Foreign policy is the field where the scope for leadership is greatest. During the Cold War, Europe needed American power for its security. And the trauma of its wartime history produced a moral impulse in Germany to return to the world community as a partner of the United States. A sense of a common destiny evolved which led to the foundation of the Atlantic Alliance, spurred European integration and helped submerge tactical differences.

The collapse of the Soviet Union ended Europe's strategic dependence on the United States; the emergence of a new generation ended Germany's emotional dependence on U.S. policy. For those who came to maturity in the 1960s and afterward, the great emotional political experience was opposition to the Vietnam War and deployment of medium-range missiles in Germany. This dissociation from the United States escalated into massive demonstrations, especially in 1968 and '82. When the collapse of the Soviet Union coincided with a change of government in Germany, the stage was set for a modification in the tone as well as the substance of allied relationships. A similar shift of generations in the United States moved the center of gravity of U.S. politics to regions less emotionally tied to Europe.

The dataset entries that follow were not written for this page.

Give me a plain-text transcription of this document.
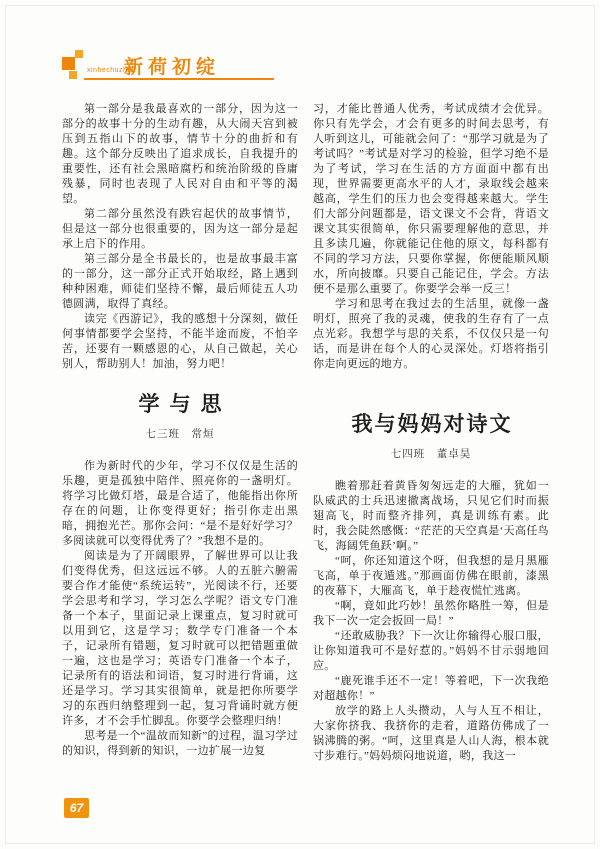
xinhechuzhan
新荷初绽

第一部分是我最喜欢的一部分，因为这一部分的故事十分的生动有趣，从大闹天宫到被压到五指山下的故事，情节十分的曲折和有趣。这个部分反映出了追求成长，自我提升的重要性，还有社会黑暗腐朽和统治阶级的昏庸残暴，同时也表现了人民对自由和平等的渴望。

第二部分虽然没有跌宕起伏的故事情节，但是这一部分也很重要的，因为这一部分是起承上启下的作用。

第三部分是全书最长的，也是故事最丰富的一部分，这一部分正式开始取经，路上遇到种种困难，师徒们坚持不懈，最后师徒五人功德圆满，取得了真经。

读完《西游记》，我的感想十分深刻，做任何事情都要学会坚持，不能半途而废，不怕辛苦，还要有一颗感恩的心，从自己做起，关心别人，帮助别人！加油，努力吧！

学与思
七三班　常烜

作为新时代的少年，学习不仅仅是生活的乐趣，更是孤独中陪伴、照亮你的一盏明灯。将学习比做灯塔，最是合适了，他能指出你所存在的问题，让你变得更好；指引你走出黑暗，拥抱光芒。那你会问：“是不是好好学习？多阅读就可以变得优秀了？”我想不是的。

阅读是为了开阔眼界，了解世界可以让我们变得优秀，但这远远不够。人的五脏六腑需要合作才能使“系统运转”，光阅读不行，还要学会思考和学习，学习怎么学呢？语文专门准备一个本子，里面记录上课重点，复习时就可以用到它，这是学习；数学专门准备一个本子，记录所有错题，复习时就可以把错题重做一遍，这也是学习；英语专门准备一个本子，记录所有的语法和词语，复习时进行背诵，这还是学习。学习其实很简单，就是把你所要学习的东西归纳整理到一起，复习背诵时就方便许多，才不会手忙脚乱。你要学会整理归纳！

思考是一个“温故而知新”的过程，温习学过的知识，得到新的知识，一边扩展一边复

习，才能比普通人优秀，考试成绩才会优异。你只有先学会，才会有更多的时间去思考，有人听到这儿，可能就会问了：“那学习就是为了考试吗？”考试是对学习的检验，但学习绝不是为了考试，学习在生活的方方面面中都有出现，世界需要更高水平的人才，录取线会越来越高，学生们的压力也会变得越来越大。学生们大部分问题都是，语文课文不会背，背语文课文其实很简单，你只需要理解他的意思，并且多读几遍，你就能记住他的原文，每科都有不同的学习方法，只要你掌握，你便能顺风顺水，所向披靡。只要自己能记住，学会。方法便不是那么重要了。你要学会举一反三！

学习和思考在我过去的生活里，就像一盏明灯，照亮了我的灵魂，使我的生存有了一点点光彩。我想学与思的关系，不仅仅只是一句话，而是讲在每个人的心灵深处。灯塔将指引你走向更远的地方。

我与妈妈对诗文
七四班　董卓昊

瞧着那赶着黄昏匆匆远走的大雁，犹如一队威武的士兵迅速撤离战场，只见它们时而振翅高飞，时而整齐排列，真是训练有素。此时，我会陡然感慨：“茫茫的天空真是‘天高任鸟飞，海阔凭鱼跃’啊。”

“呵，你还知道这个呀，但我想的是月黑雁飞高，单于夜遁逃。”那画面仿佛在眼前，漆黑的夜幕下，大雁高飞，单于趁夜慌忙逃离。

“啊，竟如此巧妙！虽然你略胜一筹，但是我下一次一定会扳回一局！”

“还敢威胁我？下一次让你输得心服口服，让你知道我可不是好惹的。”妈妈不甘示弱地回应。

“鹿死谁手还不一定！等着吧，下一次我绝对超越你！”

放学的路上人头攒动，人与人互不相让，大家你挤我、我挤你的走着，道路仿佛成了一锅沸腾的粥。“呵，这里真是人山人海，根本就寸步难行。”妈妈烦闷地说道，哟，我这一

67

It is likely that any German chancellor would have been reluctant to join the war in Iraq. But no chancellor or foreign minister not of the '68 generation would have based his policy on overt opposition to the United States and conducted two election campaigns on a theme of profound distrust of America's ultimate motives. Nor would demonstrative joint efforts with France and Russia to thwart American diplomatic efforts at the United Nations have been likely.

Mistakes were made on both sides of the Atlantic. The proclamation by the Bush administration of a new strategic doctrine of preemptive war was one of them. The doctrine was intellectually defensible in light of changed technology, proliferation of weapons of mass destruction, and terrorism. But announcing unilaterally what appeared as a radical change of doctrine ran counter to traditional alliance practice.

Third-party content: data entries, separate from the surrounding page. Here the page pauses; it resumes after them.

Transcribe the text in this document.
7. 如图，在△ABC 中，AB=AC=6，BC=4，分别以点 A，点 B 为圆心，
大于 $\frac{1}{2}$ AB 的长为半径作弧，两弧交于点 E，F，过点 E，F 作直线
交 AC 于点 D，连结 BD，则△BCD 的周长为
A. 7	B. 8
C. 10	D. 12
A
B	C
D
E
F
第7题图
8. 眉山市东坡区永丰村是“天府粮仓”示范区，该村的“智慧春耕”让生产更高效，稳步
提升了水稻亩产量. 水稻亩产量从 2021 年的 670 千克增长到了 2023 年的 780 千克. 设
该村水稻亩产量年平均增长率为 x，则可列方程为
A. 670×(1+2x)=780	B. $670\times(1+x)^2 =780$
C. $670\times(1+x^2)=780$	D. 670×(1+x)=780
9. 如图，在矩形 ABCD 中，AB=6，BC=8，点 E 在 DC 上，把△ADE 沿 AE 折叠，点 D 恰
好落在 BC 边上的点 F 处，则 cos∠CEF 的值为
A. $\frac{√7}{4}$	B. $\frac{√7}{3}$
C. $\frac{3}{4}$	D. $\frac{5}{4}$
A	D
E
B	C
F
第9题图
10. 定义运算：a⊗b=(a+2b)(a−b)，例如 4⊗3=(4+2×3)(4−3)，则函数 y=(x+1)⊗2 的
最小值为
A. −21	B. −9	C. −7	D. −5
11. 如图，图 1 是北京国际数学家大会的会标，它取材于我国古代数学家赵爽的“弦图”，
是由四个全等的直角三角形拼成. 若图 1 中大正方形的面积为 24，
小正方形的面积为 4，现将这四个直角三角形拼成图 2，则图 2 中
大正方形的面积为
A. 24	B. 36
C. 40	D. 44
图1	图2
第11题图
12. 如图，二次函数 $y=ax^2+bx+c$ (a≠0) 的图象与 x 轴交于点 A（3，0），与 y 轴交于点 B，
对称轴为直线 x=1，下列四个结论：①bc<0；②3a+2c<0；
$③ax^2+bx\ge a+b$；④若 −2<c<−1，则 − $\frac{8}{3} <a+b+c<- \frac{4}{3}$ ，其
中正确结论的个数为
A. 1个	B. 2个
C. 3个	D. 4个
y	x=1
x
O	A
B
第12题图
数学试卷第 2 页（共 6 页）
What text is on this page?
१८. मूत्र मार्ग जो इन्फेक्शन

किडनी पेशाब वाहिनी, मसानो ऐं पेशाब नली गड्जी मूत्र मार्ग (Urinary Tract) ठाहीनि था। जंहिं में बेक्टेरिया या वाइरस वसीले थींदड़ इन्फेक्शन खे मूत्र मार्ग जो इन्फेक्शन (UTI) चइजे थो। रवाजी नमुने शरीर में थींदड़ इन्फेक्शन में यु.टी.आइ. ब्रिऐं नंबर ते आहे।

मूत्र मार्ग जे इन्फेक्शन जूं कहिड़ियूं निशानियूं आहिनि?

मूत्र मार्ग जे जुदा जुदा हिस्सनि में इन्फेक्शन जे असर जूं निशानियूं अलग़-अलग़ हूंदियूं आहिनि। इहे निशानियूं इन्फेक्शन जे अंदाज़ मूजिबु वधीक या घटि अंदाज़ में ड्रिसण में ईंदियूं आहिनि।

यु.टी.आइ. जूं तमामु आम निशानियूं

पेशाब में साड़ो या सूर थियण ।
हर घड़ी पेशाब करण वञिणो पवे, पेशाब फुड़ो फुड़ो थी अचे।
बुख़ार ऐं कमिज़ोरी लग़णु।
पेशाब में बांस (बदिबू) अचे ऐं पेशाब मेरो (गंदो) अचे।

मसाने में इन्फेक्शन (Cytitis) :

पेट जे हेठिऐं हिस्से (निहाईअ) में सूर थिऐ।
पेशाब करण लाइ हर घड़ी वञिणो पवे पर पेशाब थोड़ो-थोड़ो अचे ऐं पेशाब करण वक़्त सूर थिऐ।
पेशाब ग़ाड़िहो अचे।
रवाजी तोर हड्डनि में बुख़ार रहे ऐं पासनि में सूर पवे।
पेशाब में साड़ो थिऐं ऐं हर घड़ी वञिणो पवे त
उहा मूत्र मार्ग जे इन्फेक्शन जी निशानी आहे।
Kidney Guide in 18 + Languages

In the end, the issue of multilateralism vs. unilateralism does not concern procedure but substance. When purposes are parallel, multilateral decision follows nearly automatically. When they diverge, multilateral decision making turns into an empty shell. The challenge to the Atlantic Alliance has been less the abandonment of procedure than the gradual evaporation of a sense of common destiny.

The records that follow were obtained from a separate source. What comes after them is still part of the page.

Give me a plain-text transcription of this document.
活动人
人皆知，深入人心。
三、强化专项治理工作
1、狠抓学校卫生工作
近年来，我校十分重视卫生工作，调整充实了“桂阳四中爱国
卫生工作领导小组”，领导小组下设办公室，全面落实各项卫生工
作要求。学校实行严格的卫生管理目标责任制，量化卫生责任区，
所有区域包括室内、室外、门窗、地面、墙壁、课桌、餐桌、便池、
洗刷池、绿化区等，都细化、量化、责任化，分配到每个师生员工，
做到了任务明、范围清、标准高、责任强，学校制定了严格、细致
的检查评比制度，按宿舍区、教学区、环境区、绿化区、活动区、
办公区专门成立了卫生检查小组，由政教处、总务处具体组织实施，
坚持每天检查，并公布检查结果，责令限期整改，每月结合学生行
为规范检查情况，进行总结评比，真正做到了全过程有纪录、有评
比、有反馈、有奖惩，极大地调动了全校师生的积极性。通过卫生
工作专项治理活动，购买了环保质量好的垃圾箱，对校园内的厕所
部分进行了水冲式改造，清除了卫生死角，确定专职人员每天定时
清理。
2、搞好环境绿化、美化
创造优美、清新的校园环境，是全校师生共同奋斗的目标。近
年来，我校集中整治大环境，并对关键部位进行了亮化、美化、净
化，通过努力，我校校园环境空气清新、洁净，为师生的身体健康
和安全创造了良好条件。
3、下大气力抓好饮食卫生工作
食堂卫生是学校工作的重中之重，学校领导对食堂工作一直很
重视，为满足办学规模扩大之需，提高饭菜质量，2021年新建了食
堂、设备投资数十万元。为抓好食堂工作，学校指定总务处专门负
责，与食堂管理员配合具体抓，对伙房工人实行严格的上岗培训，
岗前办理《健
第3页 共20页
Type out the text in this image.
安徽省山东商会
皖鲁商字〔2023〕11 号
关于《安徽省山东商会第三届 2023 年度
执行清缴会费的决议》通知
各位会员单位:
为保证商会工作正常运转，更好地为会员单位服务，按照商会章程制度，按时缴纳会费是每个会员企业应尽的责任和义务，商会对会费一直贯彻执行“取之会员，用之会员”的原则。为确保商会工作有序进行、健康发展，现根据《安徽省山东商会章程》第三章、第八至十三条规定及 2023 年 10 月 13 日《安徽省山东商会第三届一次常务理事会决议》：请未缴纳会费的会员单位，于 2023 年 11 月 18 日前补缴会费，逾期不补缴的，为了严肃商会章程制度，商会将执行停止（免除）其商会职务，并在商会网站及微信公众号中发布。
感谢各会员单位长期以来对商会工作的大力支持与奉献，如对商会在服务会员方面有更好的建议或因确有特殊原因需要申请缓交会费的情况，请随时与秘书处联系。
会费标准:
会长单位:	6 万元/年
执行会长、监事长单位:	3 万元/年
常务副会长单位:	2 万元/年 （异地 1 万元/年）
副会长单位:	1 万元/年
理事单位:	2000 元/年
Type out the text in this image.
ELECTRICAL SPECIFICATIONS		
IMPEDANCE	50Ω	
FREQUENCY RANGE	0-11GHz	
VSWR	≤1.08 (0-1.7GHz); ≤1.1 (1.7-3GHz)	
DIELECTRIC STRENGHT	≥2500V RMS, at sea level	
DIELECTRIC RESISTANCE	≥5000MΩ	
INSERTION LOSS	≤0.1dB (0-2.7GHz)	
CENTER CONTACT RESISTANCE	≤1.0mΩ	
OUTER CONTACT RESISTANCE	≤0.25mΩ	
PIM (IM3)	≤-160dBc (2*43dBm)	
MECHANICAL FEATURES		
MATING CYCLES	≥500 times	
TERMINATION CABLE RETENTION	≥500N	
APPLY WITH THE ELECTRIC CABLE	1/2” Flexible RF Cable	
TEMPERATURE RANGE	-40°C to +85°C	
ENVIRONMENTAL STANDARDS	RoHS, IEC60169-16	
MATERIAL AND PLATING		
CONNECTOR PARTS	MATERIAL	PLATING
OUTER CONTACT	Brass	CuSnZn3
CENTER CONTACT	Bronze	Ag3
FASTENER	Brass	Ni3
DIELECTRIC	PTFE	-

Both sides seem committed to restoring a more positive collaboration. In America, Secretary of State Condoleezza Rice outlined a new consultative approach in a February speech. In Germany, the Merkel government marks the advent of a third postwar generation: less in thrall to the emotional pro-Americanism of the 1950s and '60s but not shaped by the passions of the so-called '68 generation. This will be the case with the new foreign minister from the Social Democratic Party. The generational change is especially pronounced in the case of the chancellor.

With her systematic scientist's approach, Merkel will avoid choosing between Atlanticism and Europe or confusing sentimental moves toward Russia with grand strategy. Matter-of-fact, serious and thoughtful, she will strive to be a partner for a set of relationships appropriate to the new international order -- one that refuses to choose between France and the United States but rather establishes a framework embracing both.

The Bush administration has shown willingness to cooperate. Indeed, one concern is that cooperation may shade into an enthusiasm that overwhelms the dialogue with short-term schemes drawn from the period of strain. The administration needs to take care to restrain its proclivity to conduct consultation as a strenuous exercise in pressing American preferences. Scope needs to be left for the elaboration of a German view of the future.

The key challenge before the Atlantic nations is to develop a new sense of common destiny in the age of jihad, the rise of Asia, and the emerging universal problems of poverty, pandemics and energy, among many others.

The writer, a former secretary of state, is chairman of Kissinger Associates.